Risk Assessment of Fluoroquinolone Use in Poultry, Food & Drug Administration, February 2000
5000 deaths and 76 million cases of food-borne illness occur annually.
ibid
Antibiotics in farm animals leave behind drug-resistant microbes in meat and milk. With every burger and shake consumed, super-microbes settle in the stomach where they transfer drug resistance to bacteria in the body, making one more vulnerable to previously-treatable conditions.
Newsweek, March 7, 1994
Miscellaneous
The average American consumes nearly twice his or her weight in meat annually.
Earth Times, July 1, 1998
Poultry processing has almost double the injury and illness rate than trades like coal mining and construction.
EarthSave, March 1998
The United Nations reports that all 17 of the world's major fishing areas are at or beyond their natural limits. One third of all the world's fish catch is fed directly to livestock.
EarthSave, November 1997
"Nothing will benefit human health and increase chances for survival on earth as much as the evolution to a vegetarian diet."
Albert Einstein
"The greatness of a nation and its moral progress can be judged by the way its animals are treated. I hold that, the more helpless a creature, the more entitled it is to protection by man from the cruelty of man."
Mohandas Ghandi
Sustainability (The Good News!)
Sustainable farming, once dismissed as the pastime of crackpots and idealists, has grown into a business worth some $7.3 billion a year in the European Union and around $15.6 billion worldwide.

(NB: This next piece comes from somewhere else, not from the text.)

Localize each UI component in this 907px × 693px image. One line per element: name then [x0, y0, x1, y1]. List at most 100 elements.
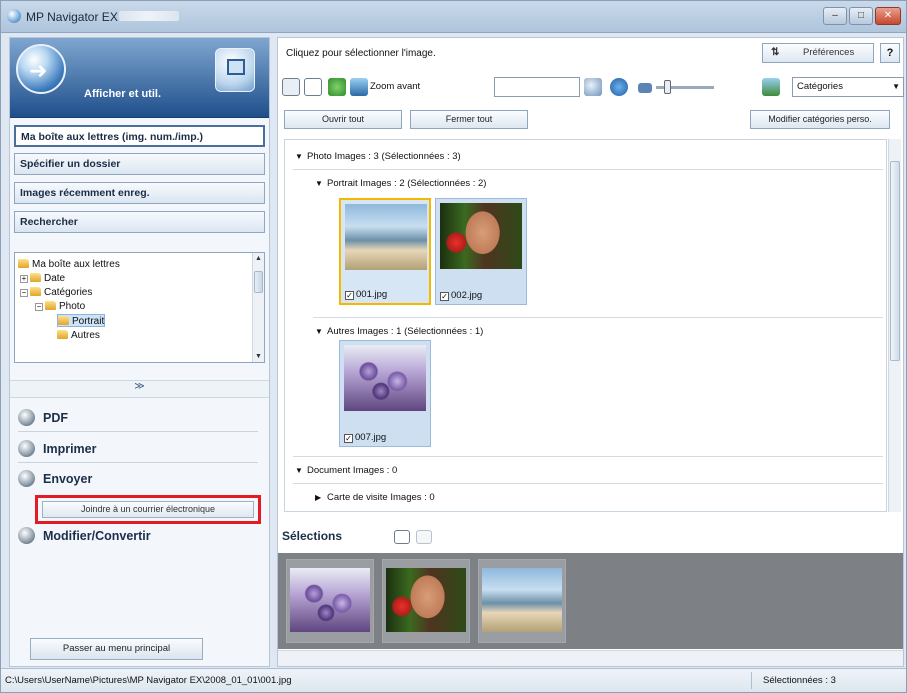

Quote by Dr. Nicolas Lampkin, Agriculture Specialist, University of Wales in Aberystwyth. Paul Ames, Associated Press, December 27, 1999
Organic farming became one of the fastest growing segments of U.S. agriculture during the 1990's. Certified organic cropland more than doubled from 1992 to 1997, and two organic livestock sectors-eggs and dairy-grew even faster.
Economic Research Service, USDA
The number of certified organic milk cows in the U.S. nearly tripled between 1992 and 1994.
ibid.
The United States had 537,826 certified organic layer hens in 1997, up sharply from 47,700 in 1994.
ibid.
Community Supported Agriculture (CSA) connects local farmers with consumers; local farms grow food specifically for CSA members. As of January 1999, there were over 1000 Community Supported Agriculture (CSA) farms across the US and Canada.
University of Massachusetts Extension
Responsible management of the natural resources of soil, water, and wildlife on the 60 percent of all U.S. farms less than 180 acres in size, produces significant environmental benefits for society.
A Time To Act report, USDA National Commission on Small Farms, 1998
The smallest U.S. farms, those of 27 acres or less, have more than ten times greater dollar output per acre than larger farms.
Dr. Peter Rosset, "The Multiple Functions and Benefits of Small Farm Agriculture", Institute for Food and Development Policy, September 1999
In farming communities dominated by large corporate farms, nearby towns died off. Where family farms predominated, there were more local businesses, paved streets and sidewalks, schools, parks, churches, clubs, and newspapers, better services, higher employment, and more civic participation.
ibid
In the United States, small farmers devote 17% of their area to woodlands, compared to only 5% on large farms. Small farms maintain nearly twice as much of their land in "soil improving uses," including cover crops and green manures.